The Uniting Methodist Conference in early November 2017 was filled with a great number of teachings and fellowship opportunities. I heard once again the ways the Church is following and not following the three rules of the Church (Do no harm, Do good, Stay in love with God). I am thankful to have been there.
Like all movements there are those who feel the movement is not what it should be. Some feel the movement is too bold and others feel it is not bold enough. At the heart of this tension seems not so much a desire to do what is Right, but rather to do what is Pure. Traditionalists desire that there be a purity of standards and Progressives desire there to be a purity of justice. The striving for a "purer" expression of Church is one of the most illusive and sometimes most destructive endeavors we embark upon. In our pursuit of purity we can really do some great harm to others and our own selves.
It is clear to me the "incompatablists" on the left and right are trapped by the same desire for purity. As one who upholds unity as a core value, I find the movements to embrace purity to be misguided and unhelpful. Frankly, purity hurts. It is why Jesus was less concerned about purity than about healing.

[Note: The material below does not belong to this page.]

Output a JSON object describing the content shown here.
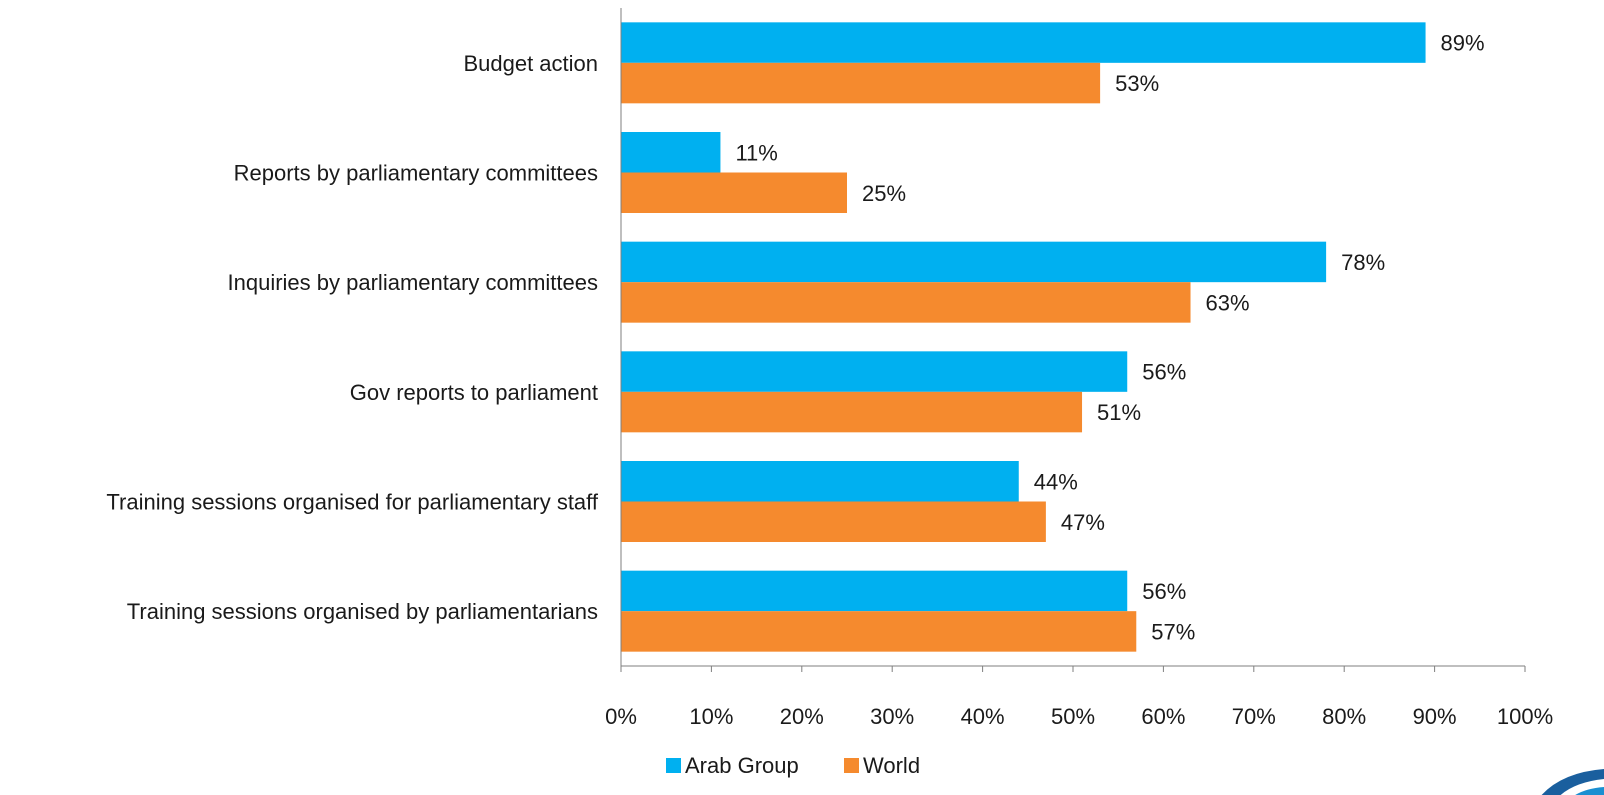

Purists would desire a church that is free from whatever it is they find less than pure. And if there is a blemish in the church then the blemish is to be removed. The efforts to create a pure Church ultimately lead to a Church that is the whitewashed tombs Jesus spoke against. A charge against the Uniting Methodist Movement is that centrists do not stand for anything, that they are lukewarm.

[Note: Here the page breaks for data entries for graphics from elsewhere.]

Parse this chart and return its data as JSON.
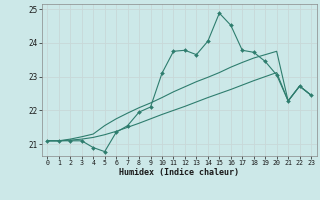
{
  "xlabel": "Humidex (Indice chaleur)",
  "bg_color": "#cce8e8",
  "grid_color": "#d4e8e8",
  "line_color": "#2e7d6e",
  "xlim": [
    -0.5,
    23.5
  ],
  "ylim": [
    20.65,
    25.15
  ],
  "yticks": [
    21,
    22,
    23,
    24,
    25
  ],
  "xticks": [
    0,
    1,
    2,
    3,
    4,
    5,
    6,
    7,
    8,
    9,
    10,
    11,
    12,
    13,
    14,
    15,
    16,
    17,
    18,
    19,
    20,
    21,
    22,
    23
  ],
  "line1_y": [
    21.1,
    21.1,
    21.1,
    21.1,
    20.9,
    20.78,
    21.35,
    21.55,
    21.95,
    22.1,
    23.1,
    23.75,
    23.78,
    23.65,
    24.05,
    24.88,
    24.52,
    23.78,
    23.72,
    23.45,
    23.05,
    22.28,
    22.72,
    22.45
  ],
  "line2_y": [
    21.1,
    21.1,
    21.15,
    21.22,
    21.3,
    21.55,
    21.75,
    21.92,
    22.08,
    22.22,
    22.38,
    22.55,
    22.7,
    22.85,
    22.98,
    23.12,
    23.28,
    23.42,
    23.55,
    23.65,
    23.75,
    22.28,
    22.72,
    22.45
  ],
  "line3_y": [
    21.1,
    21.1,
    21.12,
    21.15,
    21.2,
    21.28,
    21.38,
    21.5,
    21.62,
    21.75,
    21.88,
    22.0,
    22.12,
    22.25,
    22.38,
    22.5,
    22.62,
    22.75,
    22.88,
    23.0,
    23.12,
    22.28,
    22.72,
    22.45
  ]
}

So let me be clear, centrists in the Uniting Methodist movement stand for mercy over purity (Matthew 9:13).
The pursuit of purity in the church reminds me of the great work of Carlo Carretto. Specifically how, without calling it purity, he calls out the idolatry of a Church where purity is promoted:
How baffling you are, oh Church, and yet how I love you! How you have made me suffer, and yet how much I owe you! I would like to see you destroyed, and yet I need your presence. You have given me so much scandal and yet you have made me understand what sanctity is. I have seen nothing in the world more devoted to obscurity, more compromised, more false, and yet I have touched nothing more pure, more generous, more beautiful. How often I have wanted to shut the doors of my soul in your face, and how often I have prayed to die in the safety of your arms. No, I cannot free myself from you, because I am you, though not completely. And besides, where would I go? Would I establish another? I would not be able to establish it without the same faults, for they are the same faults I carry in me. And if I did establish another, it would be my Church, not the Church of Christ. I am old enough to know that I am no better than anyone else. -
I invite anyone who understands that a pure church is less a church of Christ and more a church of ego, to join the Uniting Methodist Movement.